Sull'altro versante, invece, ci ha pensato l'Unità a cercare di arginare le critiche pubblicando un articolo sul quotidiano online dal titolo "Bersani, ma che ti succede? I suoi ex sostenitori ci scrivono perplessi" corredato da un sottotitolo che afferma: "Continuiamo a ricevere email di ex bersaniani delusi dagli attacchi mossi negli ultimi tempi contro il governo e Renzi".

Tanta è la voglia di essere accondiscendenti nei confronti del padrone del partito, che all'Unità non si rendono neppure conto che riescono a ridicolizzarsi da soli. Infatti, perché ex sostenitori di Bersani dovrebbero essere delusi da Bersani se già non lo seguivano più, essendo per l'appunto ex?

Nell'articolo vengono poi riportati commenti tra il deluso e l'indignato nei confronti di Bersani accusato di non si sa bene quale reato oltre l'aver osato argomentare contro il segretario presidente, il dott. Matteo Renzi. Peccato, perché se avessero spiegato che cosa Bersani, finora, abbia detto di illogico, ingeneroso, insensato e sbagliato sarebbe stato un utile contributo al dibattito e, magari, uno spunto di riflessione anche per coloro che condividono le posizioni di Bersani. Ma l'Unità e i sostenitori di Renzi non ce lo hanno fatto sapere.
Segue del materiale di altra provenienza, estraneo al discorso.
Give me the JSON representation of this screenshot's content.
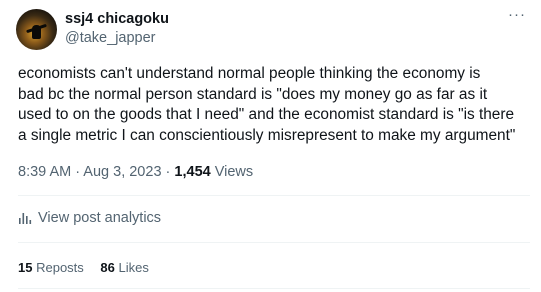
{
  "author": {
    "display_name": "ssj4 chicagoku",
    "handle": "@take_japper"
  },
  "more_menu_label": "···",
  "tweet": {
    "text": "economists can't understand normal people thinking the economy is\nbad bc the normal person standard is \"does my money go as far as it\nused to on the goods that I need\" and the economist standard is \"is there\na single metric I can conscientiously misrepresent to make my argument\"",
    "time": "8:39 AM",
    "separator": " · ",
    "date": "Aug 3, 2023",
    "views_count": "1,454",
    "views_label": "Views"
  },
  "analytics": {
    "label": "View post analytics",
    "icon": "bar-chart-icon"
  },
  "stats": {
    "reposts_count": "15",
    "reposts_label": "Reposts",
    "likes_count": "86",
    "likes_label": "Likes"
  }
}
Ma Bersani è così isolato? Forse no, almeno in coloro che realmente hanno seguito e votato PD in tutte le sue trasformazioni. Lo spiega Sabrina Ferilli in un'intervista di stamani a Il Fatto Quotidiano, rilanciata dall'Huffington Post, in cui afferma "Disobbedisco al Pd: voto Virginia Raggi": «E alla fine mi son detta: ma non sarà il caso di provare a votare questa ragazzetta esile, dalla faccia pulita, che fa per nome Virginia Raggi? Per la prima volta disobbedisco: non mi va giù questo partito della Nazione.»

Ed il punto è proprio questo. Può il Partito della Nazione, non annunciato ma già nei fatti nato e consacrato, continuare a rappresentare la sinistra o una parte di essa? Molti di coloro che votavano PD, al di là delle battute di Renzi, delle esternazioni dei suoi fidati guardaspalle e del silenzio compiacente dei media, hanno già iniziato a dare la loro risposta.